When minutes cost neurons, the diagnostic gap is a data gap.
Stroke is the 4th leading cause of death in the United States, with roughly 800,000 cases each year. About 87% are ischemic — clots that are highly treatable when caught early. But in the field, up to 22% of strokes are missed or misdiagnosed by EMS. Every minute a stroke goes untreated, the brain loses 1.9 million neurons.
The diagnostic gap isn't a knowledge gap — it's a data gap. EMTs make critical, time-pressured calls without access to the patient's history or any objective brain data. That uncertainty costs minutes, and minutes cost lives.
Three pieces of evidence, one decision view.
Banambulance is an EMS-facing app that pairs three pieces of evidence to support faster, more confident stroke calls in the field.
- Real-time EEG output from a portable cap, surfacing objective brain abnormalities.
- Voice-driven patient history capture, so the EMT can keep their hands on the patient.
- The existing BEFAST behavioral protocol, restructured into a clear, time-aware UI.
“Together, these turn a high-pressure judgment call into a decision backed by data — and route the patient to the right facility, not just the nearest one.”
Two EMTs, one stroke survivor's mother, three findings.
I interviewed two practicing EMTs and the mother of a stroke survivor. From the conversations, three findings reshaped our direction:
- BEFAST is the protocol EMTs already trust. Building over it — not replacing it — was non-negotiable.
- EMTs aren't always confident in their behavioral assessment. Stroke-mimicking conditions and "silent" strokes are common, and a wrong call costs minutes downstream.
- Patient medical history is the missing context. With it, an EMT can disambiguate whether a symptom is acute or pre-existing.
Marcus & Aurora
- Marcus, 32 — EMT, 9 years experience. Comfortable with portable EEG hardware but finds existing readouts cluttered and slow to parse under stress. Wants confidence, not noise.

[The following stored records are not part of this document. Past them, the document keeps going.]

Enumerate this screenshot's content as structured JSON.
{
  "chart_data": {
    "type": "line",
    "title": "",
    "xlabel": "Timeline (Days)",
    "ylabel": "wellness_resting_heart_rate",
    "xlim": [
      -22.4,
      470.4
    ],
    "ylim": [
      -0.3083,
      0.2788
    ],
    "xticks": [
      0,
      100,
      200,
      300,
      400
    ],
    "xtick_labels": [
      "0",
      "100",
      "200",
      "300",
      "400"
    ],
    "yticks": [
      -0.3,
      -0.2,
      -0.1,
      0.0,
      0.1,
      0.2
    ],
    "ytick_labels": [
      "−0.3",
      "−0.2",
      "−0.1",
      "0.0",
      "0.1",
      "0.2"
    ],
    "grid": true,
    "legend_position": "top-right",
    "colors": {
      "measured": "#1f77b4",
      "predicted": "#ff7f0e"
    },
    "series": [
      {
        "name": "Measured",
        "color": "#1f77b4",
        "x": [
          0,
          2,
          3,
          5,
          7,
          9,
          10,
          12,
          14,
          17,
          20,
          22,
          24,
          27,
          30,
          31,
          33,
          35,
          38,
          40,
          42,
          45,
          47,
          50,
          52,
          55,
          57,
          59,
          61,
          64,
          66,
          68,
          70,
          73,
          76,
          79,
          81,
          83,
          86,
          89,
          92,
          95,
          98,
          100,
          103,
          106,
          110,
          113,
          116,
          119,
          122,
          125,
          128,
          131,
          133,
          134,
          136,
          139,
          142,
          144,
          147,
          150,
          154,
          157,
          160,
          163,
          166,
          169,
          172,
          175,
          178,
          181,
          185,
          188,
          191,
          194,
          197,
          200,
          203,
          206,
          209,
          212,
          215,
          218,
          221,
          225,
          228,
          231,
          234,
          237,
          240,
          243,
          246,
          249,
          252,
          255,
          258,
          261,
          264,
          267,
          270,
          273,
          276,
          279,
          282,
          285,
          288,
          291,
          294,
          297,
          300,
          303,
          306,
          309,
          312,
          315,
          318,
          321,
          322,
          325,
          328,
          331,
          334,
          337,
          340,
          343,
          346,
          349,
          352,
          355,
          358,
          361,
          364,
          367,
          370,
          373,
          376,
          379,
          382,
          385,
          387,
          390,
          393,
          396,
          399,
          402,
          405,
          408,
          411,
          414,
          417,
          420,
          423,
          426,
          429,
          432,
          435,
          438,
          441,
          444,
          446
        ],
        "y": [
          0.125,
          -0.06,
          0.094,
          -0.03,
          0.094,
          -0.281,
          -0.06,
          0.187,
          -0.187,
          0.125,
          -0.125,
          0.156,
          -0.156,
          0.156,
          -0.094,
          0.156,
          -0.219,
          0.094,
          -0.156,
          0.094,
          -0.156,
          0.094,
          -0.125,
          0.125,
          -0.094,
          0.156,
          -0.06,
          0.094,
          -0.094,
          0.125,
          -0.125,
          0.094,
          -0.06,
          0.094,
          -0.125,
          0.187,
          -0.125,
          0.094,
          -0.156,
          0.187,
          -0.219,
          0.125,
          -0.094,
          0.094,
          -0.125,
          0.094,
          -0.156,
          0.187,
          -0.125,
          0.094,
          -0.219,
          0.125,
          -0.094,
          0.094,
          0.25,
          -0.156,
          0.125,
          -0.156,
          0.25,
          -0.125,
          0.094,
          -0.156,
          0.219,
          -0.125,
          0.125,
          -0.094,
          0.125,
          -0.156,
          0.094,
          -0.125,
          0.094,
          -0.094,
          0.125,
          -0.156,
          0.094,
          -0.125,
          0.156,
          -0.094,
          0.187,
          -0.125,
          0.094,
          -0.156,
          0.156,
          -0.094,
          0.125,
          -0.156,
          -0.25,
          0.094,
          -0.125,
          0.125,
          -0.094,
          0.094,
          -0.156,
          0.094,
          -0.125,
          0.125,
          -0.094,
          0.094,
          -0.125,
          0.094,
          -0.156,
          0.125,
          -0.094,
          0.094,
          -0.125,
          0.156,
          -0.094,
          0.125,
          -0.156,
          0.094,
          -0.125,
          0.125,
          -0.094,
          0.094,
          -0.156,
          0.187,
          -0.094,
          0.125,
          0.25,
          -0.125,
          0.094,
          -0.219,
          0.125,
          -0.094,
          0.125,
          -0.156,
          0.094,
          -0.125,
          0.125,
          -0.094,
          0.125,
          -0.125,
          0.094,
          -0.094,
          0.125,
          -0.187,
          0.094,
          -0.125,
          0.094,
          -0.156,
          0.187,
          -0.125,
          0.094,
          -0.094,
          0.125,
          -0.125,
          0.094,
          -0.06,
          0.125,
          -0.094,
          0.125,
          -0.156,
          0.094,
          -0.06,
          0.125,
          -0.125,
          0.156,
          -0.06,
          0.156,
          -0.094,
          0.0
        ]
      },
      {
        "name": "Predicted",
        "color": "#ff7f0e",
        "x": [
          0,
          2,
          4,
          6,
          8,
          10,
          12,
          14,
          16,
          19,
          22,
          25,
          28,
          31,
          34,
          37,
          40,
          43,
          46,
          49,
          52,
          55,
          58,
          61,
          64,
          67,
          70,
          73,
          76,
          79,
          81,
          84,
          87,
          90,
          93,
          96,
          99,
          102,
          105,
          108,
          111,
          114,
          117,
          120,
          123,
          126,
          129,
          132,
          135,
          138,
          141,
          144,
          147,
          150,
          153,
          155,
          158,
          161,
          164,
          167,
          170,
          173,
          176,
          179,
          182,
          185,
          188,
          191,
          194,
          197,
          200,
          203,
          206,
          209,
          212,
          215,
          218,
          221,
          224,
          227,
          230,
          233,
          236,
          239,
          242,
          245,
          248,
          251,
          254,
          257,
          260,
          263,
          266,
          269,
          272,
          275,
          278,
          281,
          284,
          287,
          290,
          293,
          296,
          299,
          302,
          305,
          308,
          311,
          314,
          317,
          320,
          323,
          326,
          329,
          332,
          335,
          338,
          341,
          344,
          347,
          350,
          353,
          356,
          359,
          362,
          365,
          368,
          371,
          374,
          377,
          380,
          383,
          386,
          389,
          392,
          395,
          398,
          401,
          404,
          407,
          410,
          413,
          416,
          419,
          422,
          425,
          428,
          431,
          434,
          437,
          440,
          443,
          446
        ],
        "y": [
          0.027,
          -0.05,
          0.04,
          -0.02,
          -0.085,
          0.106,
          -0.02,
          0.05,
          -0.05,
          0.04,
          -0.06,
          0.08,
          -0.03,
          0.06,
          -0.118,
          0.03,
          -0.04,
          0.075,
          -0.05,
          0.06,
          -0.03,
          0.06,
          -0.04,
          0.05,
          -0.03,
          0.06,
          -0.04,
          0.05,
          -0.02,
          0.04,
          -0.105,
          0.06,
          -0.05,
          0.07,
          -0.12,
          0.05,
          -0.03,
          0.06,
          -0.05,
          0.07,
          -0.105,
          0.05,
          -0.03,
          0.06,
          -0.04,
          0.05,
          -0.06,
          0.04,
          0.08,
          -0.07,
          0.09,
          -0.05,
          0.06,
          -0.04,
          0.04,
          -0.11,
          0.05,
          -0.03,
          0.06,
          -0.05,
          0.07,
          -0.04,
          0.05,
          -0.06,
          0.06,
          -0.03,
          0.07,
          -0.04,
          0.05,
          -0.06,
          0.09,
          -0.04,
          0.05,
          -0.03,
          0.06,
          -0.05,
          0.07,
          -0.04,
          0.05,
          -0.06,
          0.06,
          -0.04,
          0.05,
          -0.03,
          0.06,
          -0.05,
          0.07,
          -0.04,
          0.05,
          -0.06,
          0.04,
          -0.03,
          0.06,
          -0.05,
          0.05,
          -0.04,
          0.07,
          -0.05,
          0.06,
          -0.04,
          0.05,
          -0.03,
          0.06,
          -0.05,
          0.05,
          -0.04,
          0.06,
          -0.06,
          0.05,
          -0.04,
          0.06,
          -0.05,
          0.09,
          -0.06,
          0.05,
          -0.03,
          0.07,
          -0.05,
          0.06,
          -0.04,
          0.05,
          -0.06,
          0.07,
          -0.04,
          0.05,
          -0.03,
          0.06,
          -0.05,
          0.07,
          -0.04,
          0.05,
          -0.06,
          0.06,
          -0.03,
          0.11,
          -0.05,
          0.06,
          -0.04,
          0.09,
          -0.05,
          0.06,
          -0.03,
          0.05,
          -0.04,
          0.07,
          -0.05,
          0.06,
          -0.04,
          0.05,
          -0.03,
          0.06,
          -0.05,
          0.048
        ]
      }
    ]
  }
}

- Aurora, 35 — Charge Nurse. Needs a heads-up before patient arrival so she can spin up the right team and the right facility. Lack of incoming data forces her to prepare for too many possibilities.
From parallel screens to a single decision view.
We mapped the EMT's flow against the BEFAST checkpoints, then layered in EEG and patient history as supporting evidence rather than parallel screens. Early wireframes were tested with one of our EMT interviewees, whose feedback drove the largest iteration: collapse hospital recommendation, brain-data summary, and BEFAST output into a single decision view, so the EMT can radio the hospital with one screen open.
Empathy wasn't a step — it was the filter.
Working alongside neuroscientists and designers turned stroke misdiagnosis from a statistic into a problem I could feel the weight of. That changed how I made decisions — empathy with the user wasn't a step, it was the filter.
I also learned how tightly content strategy and visual design have to be coupled for a high-stakes, low-attention interface. A clean visual is irrelevant if it misorders the information. A good information hierarchy is irrelevant if the visual doesn't make it scannable. Making both serve the same beat — that's the skill I'll carry forward.